Most people are probably aware of phishing scams by now, and are less likely to fall for them, but hackers and web-tricksters are always finding new ways to part people from their passwords, and a high level of suspicion regarding any request for your password is appropriate. Reputable companies seek to combat phishing by making it their policy never to request your password in an e-mail, so anyone who does it is highly suspect. The general rule of thumb is to never give it out unless you are sure you someone isn't trying to hoodwink you. If in doubt, get on the phone to the company in question, or call our friendly help desk for advice (0800-228749).
Writing your passwords down is a bit of a tricky one. If they're written down on a piece of paper (and some security advisors recommend this instead of storing them electronically), then they are not vulnerable to a hacker who may have compromised your computer. They are, however, vulnerable to anyone who might be looking through your drawers or papers.
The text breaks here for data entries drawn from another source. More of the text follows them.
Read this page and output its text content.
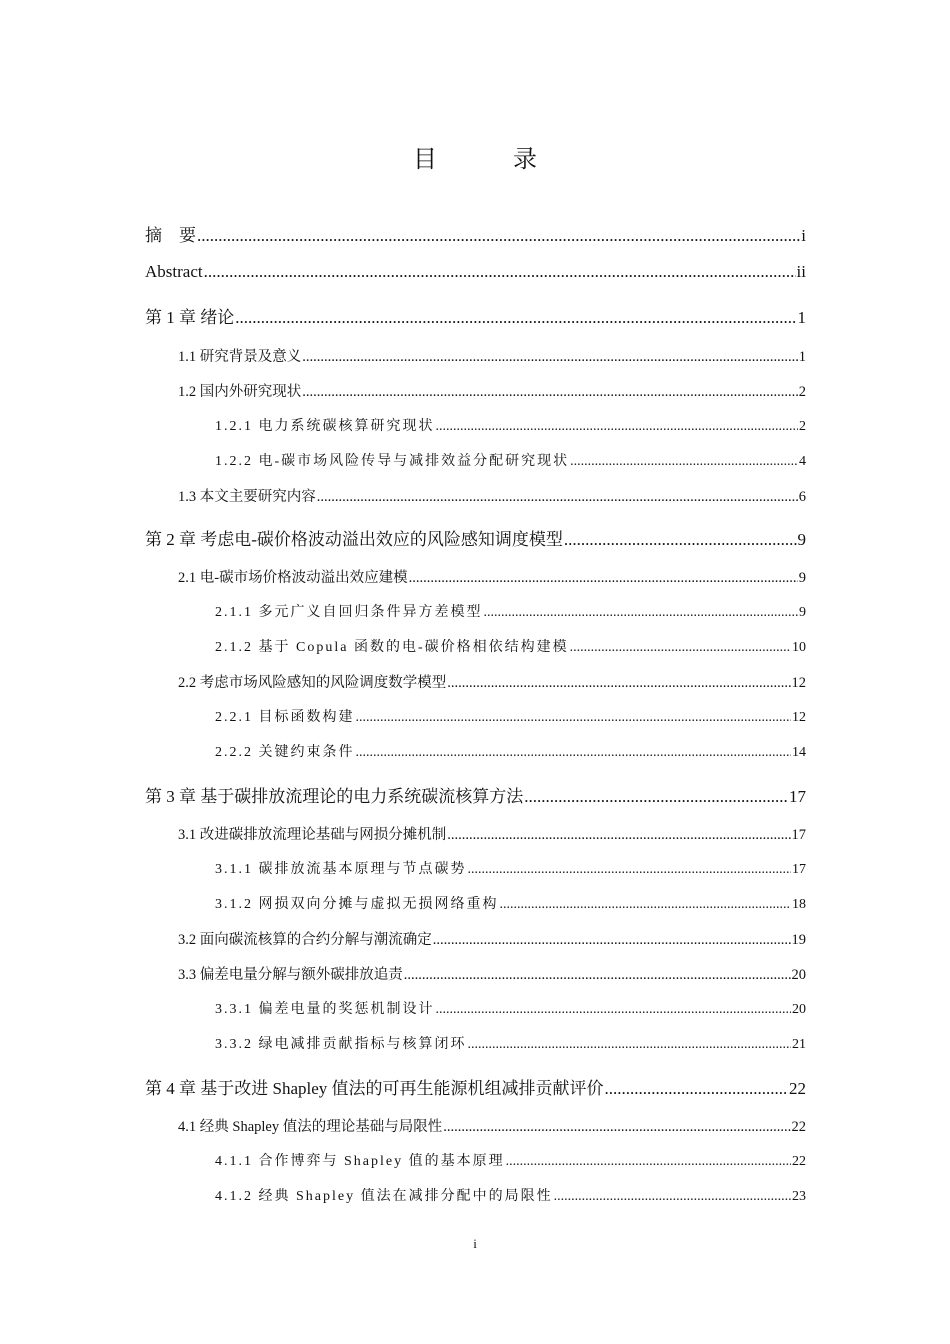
目　录
摘　要 .....	i
Abstract .....	ii
第 1 章 绪论 .....	1
1.1 研究背景及意义 .....	1
1.2 国内外研究现状 .....	2
1.2.1 电力系统碳核算研究现状 .....	2
1.2.2 电-碳市场风险传导与减排效益分配研究现状 .....	4
1.3 本文主要研究内容 .....	6
第 2 章 考虑电-碳价格波动溢出效应的风险感知调度模型 .....	9
2.1 电-碳市场价格波动溢出效应建模 .....	9
2.1.1 多元广义自回归条件异方差模型 .....	9
2.1.2 基于 Copula 函数的电-碳价格相依结构建模 .....	10
2.2 考虑市场风险感知的风险调度数学模型 .....	12
2.2.1 目标函数构建 .....	12
2.2.2 关键约束条件 .....	14
第 3 章 基于碳排放流理论的电力系统碳流核算方法 .....	17
3.1 改进碳排放流理论基础与网损分摊机制 .....	17
3.1.1 碳排放流基本原理与节点碳势 .....	17
3.1.2 网损双向分摊与虚拟无损网络重构 .....	18
3.2 面向碳流核算的合约分解与潮流确定 .....	19
3.3 偏差电量分解与额外碳排放追责 .....	20
3.3.1 偏差电量的奖惩机制设计 .....	20
3.3.2 绿电减排贡献指标与核算闭环 .....	21
第 4 章 基于改进 Shapley 值法的可再生能源机组减排贡献评价 .....	22
4.1 经典 Shapley 值法的理论基础与局限性 .....	22
4.1.1 合作博弈与 Shapley 值的基本原理 .....	22
4.1.2 经典 Shapley 值法在减排分配中的局限性 .....	23
i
The general rule of thumb here is to never store your passwords electronically (e.g. in an e-mail or WORD document). If you can't remember them or must write them down, make sure you lock them in a filing cabinet or somewhere else no one will have access to.
It's generally good practice, too, not to have your user name and password (e.g. dialup or browser-based log-ins) remembered automatically by your browser. If you do this, and your computer is stolen, make sure you contact your online providers immediately to have the password(s) changed.
Some sites allow you to retrieve your password by means of a question and answer if you have forgotten it. Usually there will be a series of standards such as what is your mother's maiden name, or your city of birth, and you can lodge an answer to one of these questions when you first set up your log in. If you forget your password, the sites will give you the question, and e-mail your password to you if you can answer it correctly. Sure, they only e-mail it to you, they don't just give it out, but most people's security is breached by people who already have access to their computer, and therefore won't have too much trouble getting access to any e-mail containing your password sent to you by the site. Generally, this whole process is a good idea, but you really need to make sure you choose a question and answer no one will know the answer to but you. If at all possible, use a question and answer of your own, and make it a hard one!
Lastly, exercise extreme care in choosing who you share any password with. I have been surprised on more than one occasion to find that customers have complained that someone else has been using their account and it turns out to be an ex-boarder, or someone with whom they've had a relationship break-up. Our terms and conditions state that your account is for your use alone. Understandably, couples etc will be sharing accounts and we don't mind that, but you give your password out to anyone else at your own peril, especially if you forget to change it once they've moved on. This is even more serious a risk when it comes to your banking password.